Each metric takes in different arguments, hence no common API can be defined, apart from the compute
method:
from interpreto.concepts.metrics import MetricClass
metric = MetricClass(...)
score = metric.compute(...)
Metric family | Property | Metrics |
---|---|---|
Dictionary Metrics | Concept-space Stability | Stability |
Reconstruction Metrics | Concept-space Faithfulness |
MSE FID Custom |
Sparsity Metrics | Concept-space Complexity |
Sparsity Sparsity Ratio |
Evaluating the concept-space¶
The concept space is define by a concept model encoding latent activations into concept activations. Some concept models can also reconstruct the latent activations from the concept activations.
Several properties of the concept-space are desirable:
-
The concept-space should be faithful to the latent space data distribution.
-
The concept-space should have a low complexity to push toward interpretability.
-
The concept-space is stable across different training regimes.

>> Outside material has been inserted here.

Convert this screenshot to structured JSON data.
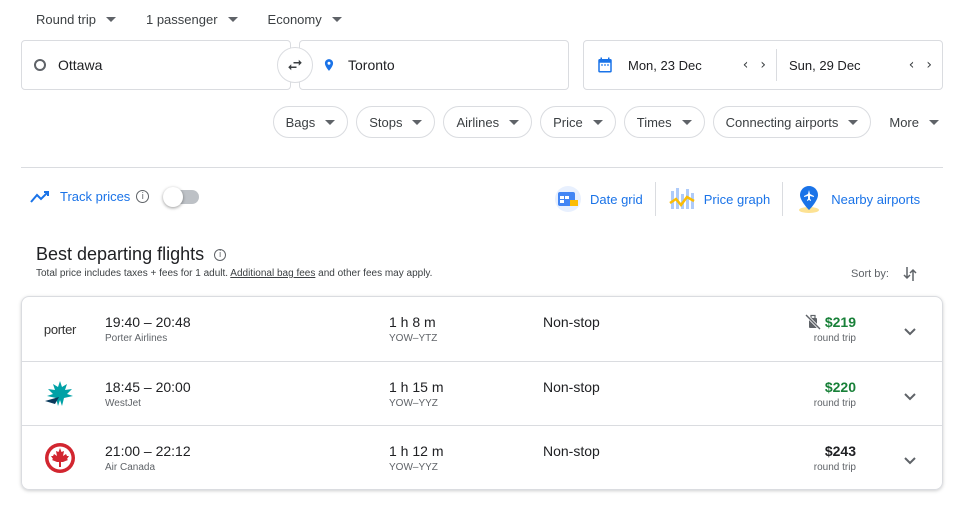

Concept-space faithfulness¶
Concept-space faithfulness is often measured via the reconstruction error of the latent activations when projected back and forth in the concept space. Either in the latent space or in the logits space. The distance used to compare activations has a big impact on what is measured.
In interpreto
you can use the ReconstructionError to define a custom metric by specifying a reconstruction_space
and a distance_function
.
Or you can use the MSE or FID metrics.
Concept-space complexity¶
The concept-space complexity is often measured via the sparsity of its activations.
In interpreto
you can use: Sparsity and SparsityRatio.
Concept-space stability¶
The concept-space should stay the same across different training regimes. i.e. with different seeds, different data splits...
In interpreto
you can use: Stability to compare concept-model dictionaries.